Brexit round-up: Economy grows in Q3

The UK economy grew in the third quarter, beating predictions in the city that it would begin to slow down after the referendum result.

However, there are calls for chancellor Philip Hammond to use his upcoming Autumn Statement to announce measures to support business investment and productivity.

Here is a round-up of the most important Brexit-related stories this week.

Economy grows after Brexit vote
GDP growth was 0.5% in Q3, according to the Office for National Statistics.

The growth was slower than the 0.7% rate in the previous quarter, but stronger than City of London forecasts of 0.3%.

Growth was driven by a strong performance of the service sector which grew by 0.8% in Q3. However, the other sectors including manufacturing (1%), production (0.4%) and agriculture (0.7%) saw falls in growth following the EU referendum.

Graham Spooner, investment research analyst at The Share Centre, said:

“Whilst it’s too early to call on the long term Brexit effect, the general consensus among economists is to remain relatively cautious as there will be a moderating of economic growth in years to come.”

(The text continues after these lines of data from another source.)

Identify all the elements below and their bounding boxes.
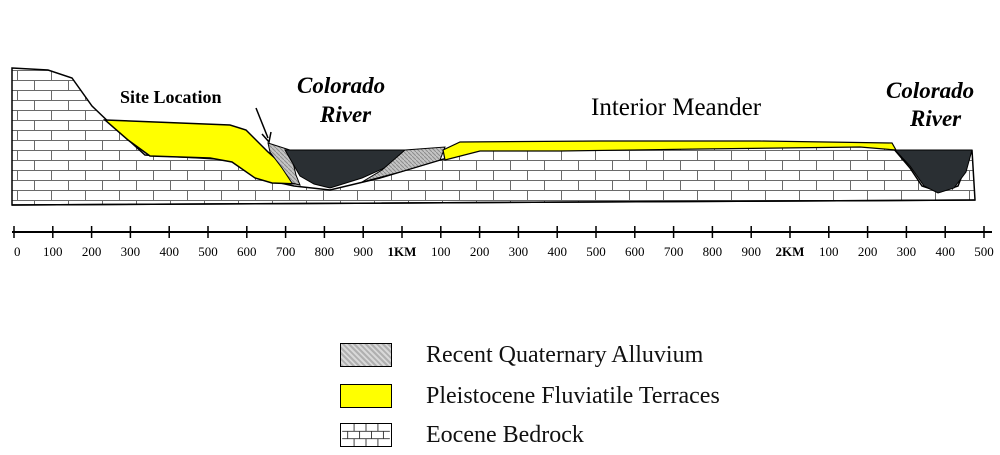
scale-tick-label: 100	[431, 244, 451, 259]
scale-tick-label: 1KM	[388, 244, 417, 259]
alluvium-right-bank	[361, 146, 446, 183]
bedrock-swatch	[340, 423, 392, 447]
scale-tick-label: 600	[237, 244, 257, 259]
scale-tick-label: 700	[276, 244, 296, 259]
label-interior-meander: Interior Meander	[591, 94, 762, 121]
scale-tick-label: 500	[198, 244, 218, 259]
terrace-interior-meander	[442, 140, 898, 161]
scale-tick-label: 900	[353, 244, 373, 259]
scale-tick-label: 400	[547, 244, 567, 259]
river-right	[893, 149, 973, 194]
scale-tick-label: 300	[121, 244, 141, 259]
section-base-line	[11, 199, 976, 206]
legend-row-alluvium: Recent Quaternary Alluvium	[340, 340, 703, 370]
label-site-location: Site Location	[120, 87, 222, 107]
scale-tick-label: 800	[703, 244, 723, 259]
scale-tick-label: 700	[664, 244, 684, 259]
alluvium-swatch	[340, 343, 392, 367]
scale-tick-label: 200	[470, 244, 490, 259]
legend-row-bedrock: Eocene Bedrock	[340, 420, 584, 450]
scale-tick-label: 400	[159, 244, 179, 259]
label-river-left-2: River	[319, 102, 372, 127]
arrow-head	[261, 131, 272, 144]
scale-tick-label: 0	[14, 244, 21, 259]
scale-tick-label: 400	[935, 244, 955, 259]
label-river-right-1: Colorado	[886, 78, 974, 103]
scale-tick-label: 600	[625, 244, 645, 259]
terrace-left	[102, 119, 300, 185]
legend-row-terrace: Pleistocene Fluviatile Terraces	[340, 381, 720, 411]
scale-tick-label: 300	[897, 244, 917, 259]
legend-label-alluvium: Recent Quaternary Alluvium	[426, 341, 704, 368]
scale-tick-label: 2KM	[776, 244, 805, 259]
scale-tick-label: 500	[586, 244, 606, 259]
legend-label-terrace: Pleistocene Fluviatile Terraces	[426, 382, 720, 409]
scale-tick-label: 200	[82, 244, 102, 259]
label-river-left-1: Colorado	[297, 73, 385, 98]
scale-tick-label: 900	[741, 244, 761, 259]
scale-tick-label: 800	[315, 244, 335, 259]
terrace-swatch	[340, 384, 392, 408]
scale-tick-label: 300	[509, 244, 529, 259]
scale-tick-label: 100	[819, 244, 839, 259]
label-river-right-2: River	[909, 106, 962, 131]
scale-tick-label: 100	[43, 244, 63, 259]
scale-ticks: 0 100 200 300 400 500 600 700 800 900 1KM 100 200 300…	[13, 226, 994, 259]
scale-tick-label: 200	[858, 244, 878, 259]
legend-label-bedrock: Eocene Bedrock	[426, 421, 584, 448]
site-location-arrow	[255, 107, 269, 139]
scale-tick-label: 500	[974, 244, 994, 259]
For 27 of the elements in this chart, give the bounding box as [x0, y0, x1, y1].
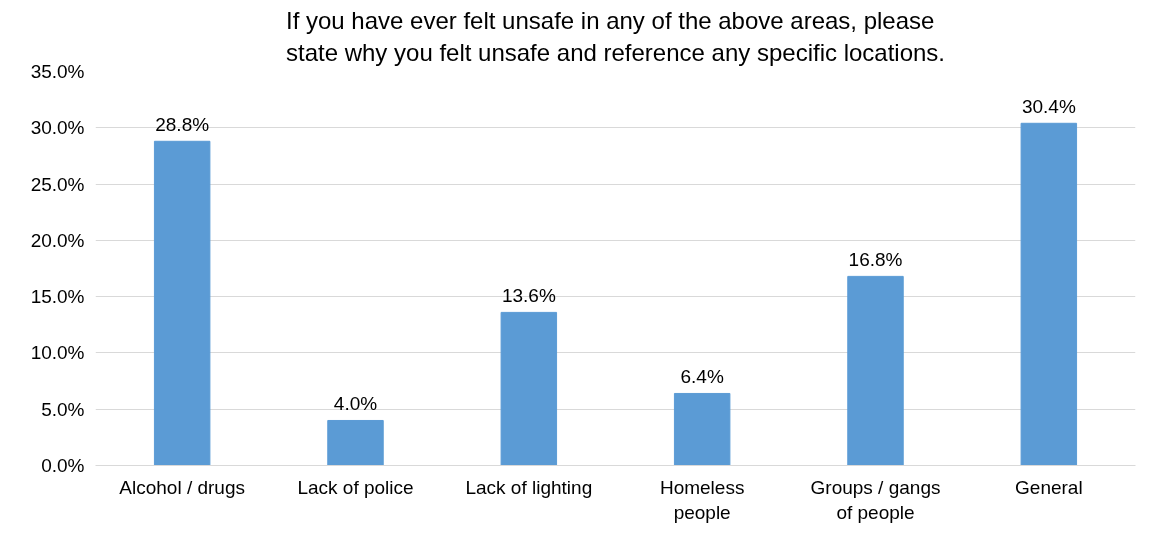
y-tick-label: 25.0% — [30, 173, 85, 195]
x-tick-label: Alcohol / drugs — [119, 476, 246, 498]
y-tick-label: 15.0% — [30, 286, 85, 308]
y-tick-label: 30.0% — [30, 117, 85, 139]
chart-title: If you have ever felt unsafe in any of the above areas, please state why you felt unsafe and reference any specific locations. — [285, 7, 946, 67]
y-tick-label: 10.0% — [30, 342, 85, 364]
bar — [1020, 122, 1078, 466]
y-tick-label: 35.0% — [30, 61, 85, 82]
x-tick-label: Lack of lighting — [465, 476, 593, 498]
bar — [673, 392, 731, 466]
bar — [847, 275, 904, 466]
data-label: 13.6% — [501, 285, 556, 307]
x-tick-label: Homeless people — [659, 476, 745, 523]
data-label: 4.0% — [333, 393, 378, 415]
y-tick-label: 5.0% — [41, 398, 85, 420]
x-tick-label: Lack of police — [297, 476, 414, 498]
x-tick-label: Groups / gangs of people — [810, 476, 941, 523]
data-label: 6.4% — [680, 366, 724, 388]
x-tick-label: General — [1015, 476, 1083, 498]
data-label: 28.8% — [155, 114, 210, 136]
y-tick-label: 20.0% — [30, 229, 85, 251]
bar — [500, 311, 558, 466]
data-label: 16.8% — [848, 249, 903, 271]
bar — [153, 140, 211, 466]
y-tick-label: 0.0% — [41, 455, 85, 476]
bar — [327, 419, 384, 466]
data-label: 30.4% — [1021, 96, 1076, 118]
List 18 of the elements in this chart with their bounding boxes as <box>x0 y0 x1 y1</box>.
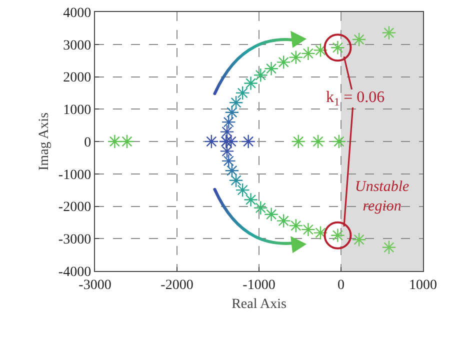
y-tick-label: -1000 <box>58 168 92 183</box>
x-tick-label: -2000 <box>160 278 194 293</box>
x-tick-label: -1000 <box>242 278 276 293</box>
y-tick-label: 0 <box>84 135 92 150</box>
y-axis-title: Imag Axis <box>37 112 52 170</box>
y-tick-label: -2000 <box>58 200 92 216</box>
annotation: k$_{1}$ = 0.06 <box>326 89 385 108</box>
band-label: Unstable region <box>355 179 410 214</box>
x-tick-label: -3000 <box>78 278 112 293</box>
y-tick-label: 3000 <box>63 38 92 54</box>
x-tick-label: 0 <box>338 278 344 293</box>
x-tick-label: 1000 <box>409 278 437 293</box>
y-tick-label: 1000 <box>63 103 92 118</box>
y-tick-label: -3000 <box>58 232 92 248</box>
x-axis-title: Real Axis <box>232 297 286 312</box>
y-tick-label: -4000 <box>58 264 92 280</box>
y-tick-label: 4000 <box>63 6 92 21</box>
y-tick-label: 2000 <box>63 70 92 86</box>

Deterioration in public finances
Philip Hammond could face ongoing challenges with the public finances over the coming years, according to research by the Resolution Foundation.

The report analyses the economic impact of resetting fiscal policy to boost investment spending and increase support for working families.

By applying the changes, the chancellor could be faced with a £84 billion borrowing black hole across the 5 years period to 2020/21 with the annual deterioration reaching £23 billion in 2019/20.

Furthermore, this could increase surplus to £13 billion by 2019/20, above the previous £10 billion surplus pencilled by George Osborne.

Matt Whittaker, chief economist at the Resolution Foundation, said:

“Rather than announcing very significant further tax rises or spending cuts in the face of renewed economic headwinds, the chancellor is right therefore to press the fiscal reset button and set a new economic course for the remainder of the parliament.”